We had a fun family birthday meal out for her the evening before her actual birthday. My partner couldn’t join us because I managed to pass Covid on to him. We went to a local French restaurant where I chose French onion soup because I knew that I would at least be able to taste it. Didn’t go for the expensive fillet steak like my children did, I chose a ratatouille pancake instead and it felt wonderful to be out again.
My son had reading week so managed to get back from uni for the festivities and here I am with my eldest son’s girlfriend as well:-
Her actual birthday involved a birthday breakfast:-
Followed by an afternoon with all her girlfriends, followed by the pub:-
Followed by a club. The bouncer wouldn’t let me in. He didn’t quite say:-
“You’re far too f*cking old love, stand aside” but might as well have done. Instead he said:-
“Sorry, the club is now full, can you stand over there?”
“Where do you mean over there?” I asked him incredulously. He was basically pointing at the main road.

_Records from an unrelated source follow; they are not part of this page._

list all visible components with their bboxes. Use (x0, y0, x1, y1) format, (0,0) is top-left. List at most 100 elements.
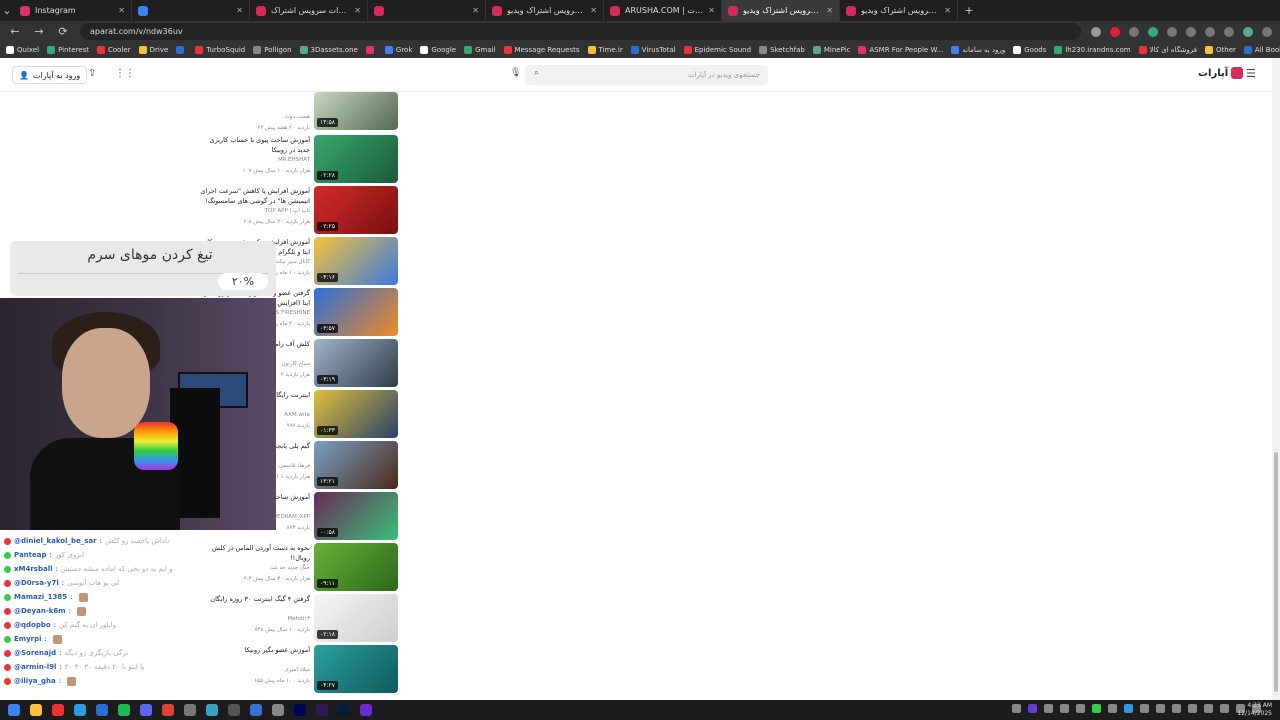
tab-search-icon[interactable]: ⌄ (0, 4, 14, 17)
bookmark-item[interactable]: Drive (138, 46, 168, 54)
video-channel[interactable]: فرهاد قاسمی (279, 463, 310, 469)
video-channel[interactable]: کانال سیر تیکت (274, 259, 310, 265)
chrome-icon[interactable] (162, 704, 174, 716)
video-thumbnail[interactable]: ۰۲:۲۵ (314, 186, 398, 234)
browser-tab[interactable]: سوره کانال | آپارات سرویس اشتراک ✕ (250, 0, 368, 21)
wifi-icon[interactable] (1220, 704, 1229, 713)
close-tab-icon[interactable]: ✕ (354, 6, 361, 15)
telegram-icon[interactable] (74, 704, 86, 716)
tray-icon[interactable] (1140, 704, 1149, 713)
video-channel[interactable]: میلاد امیری (284, 667, 310, 673)
video-channel[interactable]: جنگ جدید جه شد (270, 565, 310, 571)
url-field[interactable]: aparat.com/v/ndw36uv (80, 23, 1081, 40)
bookmark-item[interactable]: Sketchfab (759, 46, 805, 54)
bookmark-item[interactable]: MinePic (812, 46, 850, 54)
microphone-icon[interactable]: 🎙 (510, 68, 521, 78)
tray-icon[interactable] (1204, 704, 1213, 713)
bookmark-item[interactable] (365, 46, 377, 54)
bookmark-item[interactable] (176, 46, 187, 54)
taskbar-app-icon[interactable] (52, 704, 64, 716)
tray-icon[interactable] (1028, 704, 1037, 713)
menu-icon[interactable] (1262, 26, 1272, 37)
bookmark-item[interactable]: Goods (1013, 46, 1046, 54)
browser-tab[interactable]: ✕ (368, 0, 486, 21)
bookmark-item[interactable]: Other (1205, 46, 1236, 54)
extension-icon[interactable] (1186, 26, 1196, 37)
bookmark-item[interactable]: All Bookmarks (1243, 46, 1280, 54)
video-card[interactable]: ۰۴:۲۷ آموزش عضو بگیر روبیکا میلاد امیری ۶۵۵… (200, 645, 400, 693)
video-thumbnail[interactable]: ۰۳:۱۹ (314, 339, 398, 387)
search-input[interactable]: جستجوی ویدیو در آپارات (525, 65, 768, 85)
close-tab-icon[interactable]: ✕ (236, 6, 243, 15)
video-thumbnail[interactable]: ۰۴:۲۷ (314, 645, 398, 693)
close-tab-icon[interactable]: ✕ (826, 6, 833, 15)
taskbar-app-icon[interactable] (360, 704, 372, 716)
bookmark-item[interactable]: Gmail (464, 46, 496, 54)
video-channel[interactable]: سیاح کارتون (281, 361, 310, 367)
premiere-icon[interactable] (316, 704, 328, 716)
browser-tab[interactable]: آپارات - سرویس اشتراک ویدیو ✕ (840, 0, 958, 21)
video-card[interactable]: ۰۲:۲۸ آموزش ساخت پیوی با حساب کاربری جدید… (200, 135, 400, 183)
browser-tab[interactable]: Instagram ✕ (14, 0, 132, 21)
login-button[interactable]: 👤 ورود به آپارات (12, 66, 88, 84)
bookmark-item[interactable]: فروشگاه ای کالا (1138, 46, 1197, 54)
bookmark-item[interactable]: Polligon (253, 46, 292, 54)
video-thumbnail[interactable]: ۰۳:۵۷ (314, 288, 398, 336)
search-icon[interactable]: ⌕ (534, 68, 539, 78)
bookmark-item[interactable]: lh230.irandns.com (1054, 46, 1131, 54)
taskbar-app-icon[interactable] (250, 704, 262, 716)
video-thumbnail[interactable]: ۰۰:۵۸ (314, 492, 398, 540)
new-tab-icon[interactable]: + (962, 4, 976, 17)
video-channel[interactable]: Mehdi۱۳ (287, 616, 310, 622)
browser-tab[interactable]: آپارات - سرویس اشتراک ویدیو ✕ (486, 0, 604, 21)
video-card[interactable]: ۰۲:۲۵ آموزش افزایش یا کاهش "سرعت اجرای ان… (200, 186, 400, 234)
video-thumbnail[interactable]: ۰۴:۱۶ (314, 237, 398, 285)
video-channel[interactable]: هست دوت (285, 114, 310, 120)
video-channel[interactable]: MR.EHSHAT (278, 157, 310, 163)
after-effects-icon[interactable] (294, 704, 306, 716)
taskbar-app-icon[interactable] (206, 704, 218, 716)
video-title[interactable]: نحوه به دست آوردن الماس در کلش رویال!! (196, 543, 310, 563)
taskbar-clock[interactable]: 4:23 AM 12/14/2025 (1237, 702, 1272, 718)
taskbar-app-icon[interactable] (30, 704, 42, 716)
close-tab-icon[interactable]: ✕ (472, 6, 479, 15)
apps-grid-icon[interactable]: ⋮⋮ (115, 68, 135, 79)
video-card[interactable]: ۰۹:۱۱ نحوه به دست آوردن الماس در کلش رویا… (200, 543, 400, 591)
video-card[interactable]: ۱۴:۵۸ هست دوت ۶۴ بازدید · ۲ هفته پیش (200, 92, 400, 140)
bookmark-item[interactable]: Cooler (97, 46, 131, 54)
reload-icon[interactable]: ⟳ (56, 25, 70, 38)
spotify-icon[interactable] (118, 704, 130, 716)
puzzle-icon[interactable] (1205, 26, 1215, 37)
close-tab-icon[interactable]: ✕ (944, 6, 951, 15)
bookmark-item[interactable]: VirusTotal (630, 46, 676, 54)
bookmark-item[interactable]: Pinterest (47, 46, 89, 54)
bookmark-item[interactable]: ASMR For People W... (858, 46, 943, 54)
bookmark-item[interactable]: Epidemic Sound (683, 46, 751, 54)
video-channel[interactable]: AXM wire (284, 412, 310, 418)
taskbar-app-icon[interactable] (184, 704, 196, 716)
close-tab-icon[interactable]: ✕ (708, 6, 715, 15)
browser-tab[interactable]: ✕ (132, 0, 250, 21)
video-card[interactable]: ۰۲:۱۸ گرفتن ۴ گیگ اینترنت ۳۰ روزه رایگان M… (200, 594, 400, 642)
browser-tab[interactable]: ARUSHA.COM | آپارات ✕ (604, 0, 722, 21)
video-thumbnail[interactable]: ۱۴:۵۸ (314, 92, 398, 130)
bookmark-item[interactable]: Grok (384, 46, 412, 54)
file-explorer-icon[interactable] (228, 704, 240, 716)
video-thumbnail[interactable]: ۰۹:۱۱ (314, 543, 398, 591)
close-tab-icon[interactable]: ✕ (590, 6, 597, 15)
tray-icon[interactable] (1060, 704, 1069, 713)
taskbar-app-icon[interactable] (96, 704, 108, 716)
extension-icon[interactable] (1129, 26, 1139, 37)
upload-icon[interactable]: ⇪ (88, 68, 96, 79)
video-thumbnail[interactable]: ۱۳:۲۱ (314, 441, 398, 489)
tray-icon[interactable] (1092, 704, 1101, 713)
video-thumbnail[interactable]: ۰۲:۲۸ (314, 135, 398, 183)
bookmark-item[interactable]: Quixel (6, 46, 39, 54)
video-thumbnail[interactable]: ۰۱:۳۳ (314, 390, 398, 438)
video-title[interactable]: آموزش ساخت پیوی با حساب کاربری جدید در ر… (196, 135, 311, 155)
scrollbar-thumb[interactable] (1274, 452, 1278, 692)
extension-icon[interactable] (1167, 26, 1177, 37)
video-title[interactable]: آموزش افزایش یا کاهش "سرعت اجرای انیمیشن… (196, 186, 310, 206)
tray-icon[interactable] (1156, 704, 1165, 713)
extension-icon[interactable] (1148, 26, 1158, 37)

“There’s no one else there and it means I’ve lost my place in the queue? Surely I just need to wait here until there is space? People are coming out all the time?” He rolled his eyes.
WTF. So rude and ageist.
Anyway, instead of quietly disappearing and leaving them to it, my daughter came out and in solidarity insisted that everyone come back to mine instead. How I failed to notice that this was a positive result for her, rather than me, I’m not entirely sure. So forty of her friends invaded my house, bringing their own booze and party mood and the rest is history on repeat – only better, because I’ve missed those gatherings and don’t care that I’ll never learn. I do however care about all my lovely neighbours and hope that we managed to keep the noise levels down and inside.
At least it’s clear that it’s not my fault. My father used to do the same thing back in the day. My brother came too and having both agreed we wouldn’t have a late night and that we would ensure each other got to bed at a sensible hour – he left my house at 5am.